司馬遼太郎 歴史のなかの邂逅〈1〉空海‐豊臣秀吉司馬遼太郎 歴史のなかの邂逅〈2〉徳川家康~新選組司馬遼太郎 歴史のなかの邂逅〈3〉坂本竜馬~西郷隆盛司馬遼太郎 歴史のなかの邂逅〈4〉正岡子規、秋山好古・真之―ある明治の庶民
この「歴史のなかの邂逅」は「歴史上の人物の魅力を発掘したエッセイ188篇。時代順に集大成」として最近編まれたもの。膨大な司馬作品へのインデックス機能にもなっている。作品の「あとがき」や、出版直後に自著について書いたり語ったりしたものが収録されているところが、とてもいい。
「歴史のなかの邂逅」第四巻冒頭に、「坂の上の雲」の単行本全六巻についた「あとがき」が並べられている(ちなみに文庫版は全八巻で、八巻の巻末に六篇の「あとがき」がまとめて収録されている)。

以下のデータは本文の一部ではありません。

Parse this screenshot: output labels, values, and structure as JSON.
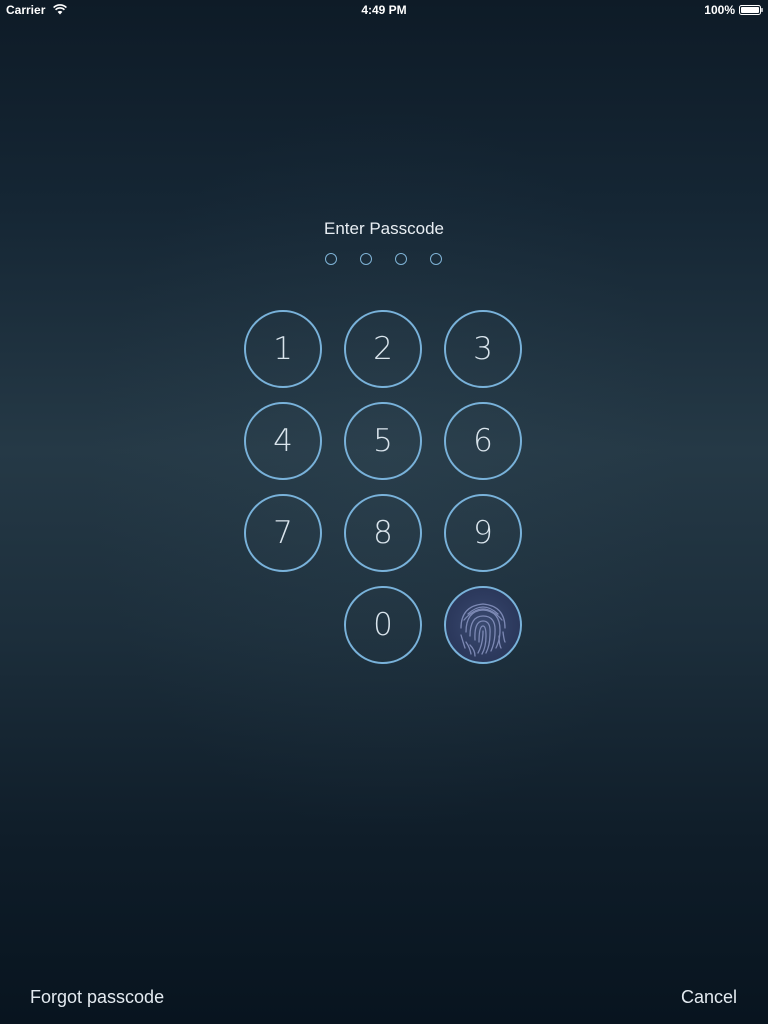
{
  "status_bar": {
    "carrier": "Carrier",
    "time": "4:49 PM",
    "battery": "100%"
  },
  "title": "Enter Passcode",
  "passcode_length": 4,
  "keypad": {
    "keys": [
      "1",
      "2",
      "3",
      "4",
      "5",
      "6",
      "7",
      "8",
      "9",
      "0"
    ],
    "touch_id_icon": "fingerprint-icon"
  },
  "actions": {
    "forgot": "Forgot passcode",
    "cancel": "Cancel"
  },
  "colors": {
    "accent": "#79b2da",
    "background_top": "#0e1b27",
    "background_mid": "#253946",
    "background_bottom": "#08141f",
    "fingerprint": "#2d3a5e"
  }
}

先日書いたブログに関連する司馬自身の文章があったので、ここに引用しておく。

この作品は、執筆期間が四年と三ヶ月かかった。書き終えた日の数日後に私は満四十九歳になった。執筆期間以前の準備期間が五ヵ年ほどあったから、私の四十代はこの作品の世界を調べたり書いたりすることで消えてしまったといってよく、書きおえたときに、元来感傷を軽蔑する習慣を自分に課しているつもりでありながら、夜中の数時間ぼう然としてしまった。(中略) この十年間、なるべく人に会わない生活をした。(中略) いずれにしても友人知己や世間に生活人として欠礼することが多かった。友人というほどではないが古い仲間の何人かが、その欠礼について私に皮肉をいった。これはこたえた。しかしやむをえないじゃないかと私は自分に言いきかせた。

「友人というほどではないが」という何気ない言葉に、司馬の憤りや諦めのようなものが垣間見られる。